I've focused a lot on simplifying Christmas, but there's one thing I want to do with my kids this year to bring some of the magic back.
Christmas is one of my favorite times of the year. I love the magic of it—the lights, colors, gifts—and how it all helps make the true magic of Christmas manifest in the world around me in a tangible way.
But year after year, that magic gets lost a little more in the hustle and busyness of the preparations. Traditions we used to have, big and small, have fallen by the wayside. I haven’t taken the kids to see The Nutcracker in nearly six years—the undertaking seemed more and more daunting each year, especially since our bank account didn’t grow in proportion to our family size. But even simple things, like driving around in the evening to look at Christmas lights or making the special trip to the Living Nativity nearby, have gotten lost. The Christmas season has gradually become less magical and more exhausting.

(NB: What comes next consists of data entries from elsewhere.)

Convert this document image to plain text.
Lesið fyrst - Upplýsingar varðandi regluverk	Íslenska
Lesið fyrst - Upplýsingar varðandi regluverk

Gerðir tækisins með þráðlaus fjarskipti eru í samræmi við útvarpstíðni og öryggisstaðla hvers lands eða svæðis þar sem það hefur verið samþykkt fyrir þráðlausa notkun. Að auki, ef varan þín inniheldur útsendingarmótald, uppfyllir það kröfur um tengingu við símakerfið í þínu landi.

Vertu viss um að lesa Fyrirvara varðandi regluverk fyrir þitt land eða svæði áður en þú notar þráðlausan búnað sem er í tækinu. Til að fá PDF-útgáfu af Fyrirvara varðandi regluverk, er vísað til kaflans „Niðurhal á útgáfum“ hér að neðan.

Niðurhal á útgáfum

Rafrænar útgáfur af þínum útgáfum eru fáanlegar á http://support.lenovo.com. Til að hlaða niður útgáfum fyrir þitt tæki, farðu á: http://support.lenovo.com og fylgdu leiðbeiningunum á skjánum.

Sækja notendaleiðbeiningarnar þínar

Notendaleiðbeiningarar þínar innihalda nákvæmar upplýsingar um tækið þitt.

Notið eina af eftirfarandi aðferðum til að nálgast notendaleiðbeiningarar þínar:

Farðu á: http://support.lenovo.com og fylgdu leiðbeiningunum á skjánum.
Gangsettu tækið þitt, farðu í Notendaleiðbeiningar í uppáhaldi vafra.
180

I’ve written before about my plans to simplify Christmas by limiting everything, but i haven’t given much thought to what I can do to bring back some of that Christmas magic … until last week, when i was driving home from work late one night. I was in that autopilot mode that comes at the end of a long day and took a wrong turn, so I doubled back through one of the neighborhoods near our church. Like most neighborhoods, there were lights on all the houses—but there, at the end of the street, was one house so brightly lit that it seemed to illuminate the whole street.
It was one of those light shows attached to Christmas music, so the lights would rise, fall, flash, and change colors in unison with the melody. I slowed to a stop and rolled the window down, letting the cold air and familiar tune of “Hark, the Herald Angels Sing” wash over me. I literally felt the tension drain out of my body. Not only did I feel unexpected peace, but I also felt a sense of joy I’d almost forgotten. The lists, the stress, the worries all took a backseat to this moment, these lights, and this song. I whispered a little prayer of gratitude for the wrong turn that led me to this small moment of Christmas magic.
Right then and there, I promised myself that I would take my kids to look at Christmas lights this year. Every year they ask, and every year I promise, and it usually never happens. But this year it will because before I drove home that night, I blocked a night off for it in my calendar.
I want to share the simple joy of Christmas with my kids, and what better way than to soak up the tangible joy of Christmas lights? Not the extravagant, expensive places like Prairie Lights—just the bright, mismatched lights dotting the neighborhoods close to home. I want my kids to enjoy the lights put up by other families, people just like us who do it for no reason other than to celebrate Christmas. The beauty of a diverse community coming together to celebrate–even if the reasons for celebration are different–is a little miracle in itself, borne of the grace that only comes from the gifts Christ brought to us all those years ago in Bethlehem.